Provavelmente por virtude destas memórias, o cidadão A teve recentemente um sonho, que terminou em pesadelo. Ele sonhou que, finalmente, o Tribunal Constitucional tinha levado ao Plenário o acórdão 31/2020 relativo aos guardas da GNR.
No Plenário, o acórdão foi chumbado porque, tal qual se esperava, a maioria esmagadora dos "juízes" votou contra ele, mantendo-se coerentes com posições anteriores sobre a mesma matéria e que, segundo eles, constituíam "jurisprudência" do Tribunal Constitucional.
Porém, o problema estava precisamente aí, na "jurisprudência" - continuava o cidadão A nos seus sonhos -, vendo-se a si próprio já no meio dos juízes em Plenário. O problema estava - dizia agora enfaticamente o cidadão A aos juízes - em eles andarem a fazer "jurisprudência", na sua maioria não sendo juízes, muito menos juízes-conselheiros, mas meros marçanos da judicatura.
Poucos minutos depois da decisão do Plenário, os jornais online já a reportavam e, no dia seguinte, a notícia fazia as primeiras páginas de todos os jornais. O Tribunal Constitucional, em Plenário, fazendo valer a sua "jurisprudência", dava o dito por não-dito.
Em Janeiro de 2020, pelo acórdão 31/2020, o Tribunal Constitucional tinha dito que os guardas da GNR podiam recorrer para o Supremo. Mas, agora, em Plenário, o Tribunal Constitucional vinha dizer que, afinal, no seu conflito com o juiz Neto de Moura, os guardas da GNR já não podiam recorrer para o Supremo.

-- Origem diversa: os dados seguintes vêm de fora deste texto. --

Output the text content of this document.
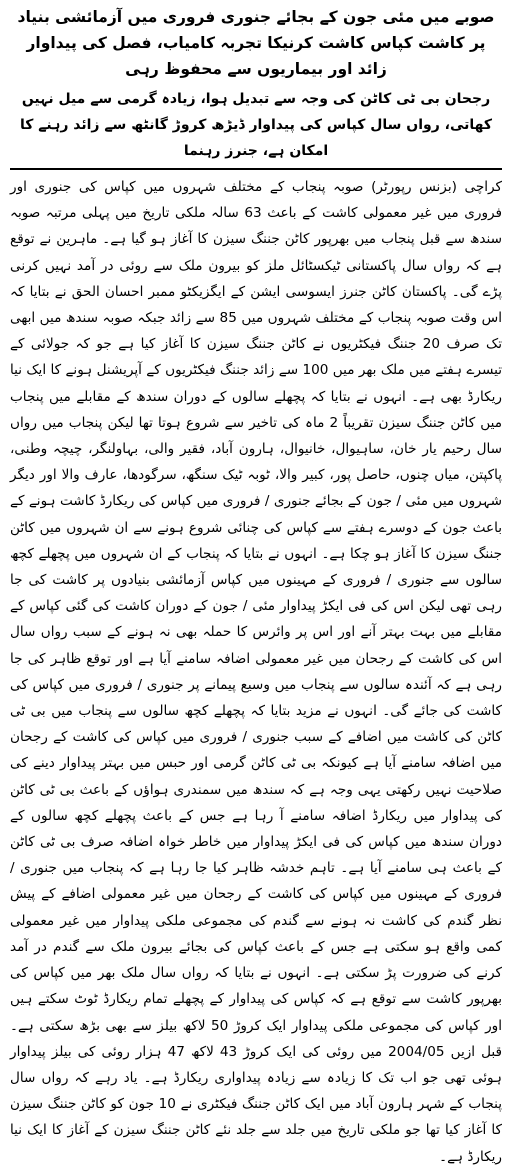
صوبے میں مئی جون کے بجائے جنوری فروری میں آزمائشی بنیاد پر کاشت کپاس کاشت کرنیکا تجربہ کامیاب، فصل کی پیداوار زائد اور بیماریوں سے محفوظ رہی
رجحان بی ٹی کاٹن کی وجہ سے تبدیل ہوا، زیادہ گرمی سے میل نہیں کھاتی، رواں سال کپاس کی پیداوار ڈیڑھ کروڑ گانٹھ سے زائد رہنے کا امکان ہے، جنرز رہنما

کراچی (بزنس رپورٹر) صوبہ پنجاب کے مختلف شہروں میں کپاس کی جنوری اور فروری میں غیر معمولی کاشت کے باعث 63 سالہ ملکی تاریخ میں پہلی مرتبہ صوبہ سندھ سے قبل پنجاب میں بھرپور کاٹن جننگ سیزن کا آغاز ہو گیا ہے۔ ماہرین نے توقع ہے کہ رواں سال پاکستانی ٹیکسٹائل ملز کو بیرون ملک سے روئی در آمد نہیں کرنی پڑے گی۔ پاکستان کاٹن جنرز ایسوسی ایشن کے ایگزیکٹو ممبر احسان الحق نے بتایا کہ اس وقت صوبہ پنجاب کے مختلف شہروں میں 85 سے زائد جبکہ صوبہ سندھ میں ابھی تک صرف 20 جننگ فیکٹریوں نے کاٹن جننگ سیزن کا آغاز کیا ہے جو کہ جولائی کے تیسرے ہفتے میں ملک بھر میں 100 سے زائد جننگ فیکٹریوں کے آپریشنل ہونے کا ایک نیا ریکارڈ بھی ہے۔ انہوں نے بتایا کہ پچھلے سالوں کے دوران سندھ کے مقابلے میں پنجاب میں کاٹن جننگ سیزن تقریباً 2 ماہ کی تاخیر سے شروع ہوتا تھا لیکن پنجاب میں رواں سال رحیم یار خان، ساہیوال، خانیوال، ہارون آباد، فقیر والی، بہاولنگر، چیچہ وطنی، پاکپتن، میاں چنوں، حاصل پور، کبیر والا، ٹوبہ ٹیک سنگھ، سرگودھا، عارف والا اور دیگر شہروں میں مئی / جون کے بجائے جنوری / فروری میں کپاس کی ریکارڈ کاشت ہونے کے باعث جون کے دوسرے ہفتے سے کپاس کی چنائی شروع ہونے سے ان شہروں میں کاٹن جننگ سیزن کا آغاز ہو چکا ہے۔ انہوں نے بتایا کہ پنجاب کے ان شہروں میں پچھلے کچھ سالوں سے جنوری / فروری کے مہینوں میں کپاس آزمائشی بنیادوں پر کاشت کی جا رہی تھی لیکن اس کی فی ایکڑ پیداوار مئی / جون کے دوران کاشت کی گئی کپاس کے مقابلے میں بہت بہتر آنے اور اس پر وائرس کا حملہ بھی نہ ہونے کے سبب رواں سال اس کی کاشت کے رجحان میں غیر معمولی اضافہ سامنے آیا ہے اور توقع ظاہر کی جا رہی ہے کہ آئندہ سالوں سے پنجاب میں وسیع پیمانے پر جنوری / فروری میں کپاس کی کاشت کی جائے گی۔ انہوں نے مزید بتایا کہ پچھلے کچھ سالوں سے پنجاب میں بی ٹی کاٹن کی کاشت میں اضافے کے سبب جنوری / فروری میں کپاس کی کاشت کے رجحان میں اضافہ سامنے آیا ہے کیونکہ بی ٹی کاٹن گرمی اور حبس میں بہتر پیداوار دینے کی صلاحیت نہیں رکھتی یہی وجہ ہے کہ سندھ میں سمندری ہواؤں کے باعث بی ٹی کاٹن کی پیداوار میں ریکارڈ اضافہ سامنے آ رہا ہے جس کے باعث پچھلے کچھ سالوں کے دوران سندھ میں کپاس کی فی ایکڑ پیداوار میں خاطر خواہ اضافہ صرف بی ٹی کاٹن کے باعث ہی سامنے آیا ہے۔ تاہم خدشہ ظاہر کیا جا رہا ہے کہ پنجاب میں جنوری / فروری کے مہینوں میں کپاس کی کاشت کے رجحان میں غیر معمولی اضافے کے پیش نظر گندم کی کاشت نہ ہونے سے گندم کی مجموعی ملکی پیداوار میں غیر معمولی کمی واقع ہو سکتی ہے جس کے باعث کپاس کی بجائے بیرون ملک سے گندم در آمد کرنے کی ضرورت پڑ سکتی ہے۔ انہوں نے بتایا کہ رواں سال ملک بھر میں کپاس کی بھرپور کاشت سے توقع ہے کہ کپاس کی پیداوار کے پچھلے تمام ریکارڈ ٹوٹ سکتے ہیں اور کپاس کی مجموعی ملکی پیداوار ایک کروڑ 50 لاکھ بیلز سے بھی بڑھ سکتی ہے۔ قبل ازیں 2004/05 میں روئی کی ایک کروڑ 43 لاکھ 47 ہزار روئی کی بیلز پیداوار ہوئی تھی جو اب تک کا زیادہ سے زیادہ پیداواری ریکارڈ ہے۔ یاد رہے کہ رواں سال پنجاب کے شہر ہارون آباد میں ایک کاٹن جننگ فیکٹری نے 10 جون کو کاٹن جننگ سیزن کا آغاز کیا تھا جو ملکی تاریخ میں جلد سے جلد نئے کاٹن جننگ سیزن کے آغاز کا ایک نیا ریکارڈ ہے۔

Em consequência, estavam condenados a cumprir a sentença que lhes foi fixada na Relação, pagando as multas ao Estado e as indemnizações ao juiz Neto de Moura (que eles haviam multado em 2012 por conduzir um carro sem matrícula em Loures).
Os jornais reportavam ainda que, tendo tentado contactar o comando da GNR, e também os das outras forças de segurança, para comentarem a decisão, não tinham conseguido obter resposta até ao fecho das edições. Acrescentavam, porém, que, quando em 2018 os militares da GNR foram condenados na Relação, o comando emitiu um veemente comunicado de protesto, sendo na altura apoiado pela PSP e pelo SEF.
Foi neste momento que o sonho do cidadão A gradualmente se transformou em pesadelo. Como há 47 anos atrás, ele via também agora uma força militar a sitiar um edifício oficial e também a disparar tiros contra a sua frontaria. Ele via ainda, também, muito povo e também via chaimites. Mas havia duas diferenças em relação ao que ele vira pela televisão quase meio século antes no Largo do Carmo.
As diferenças eram, primeira, que a GNR desta vez não era a força sitiada, mas a força sitiante; e, segunda, que o edifício sitiado não era o Quartel do Carmo, mas o Palácio Ratton.
Foi neste momento que o cidadão A acordou em pânico.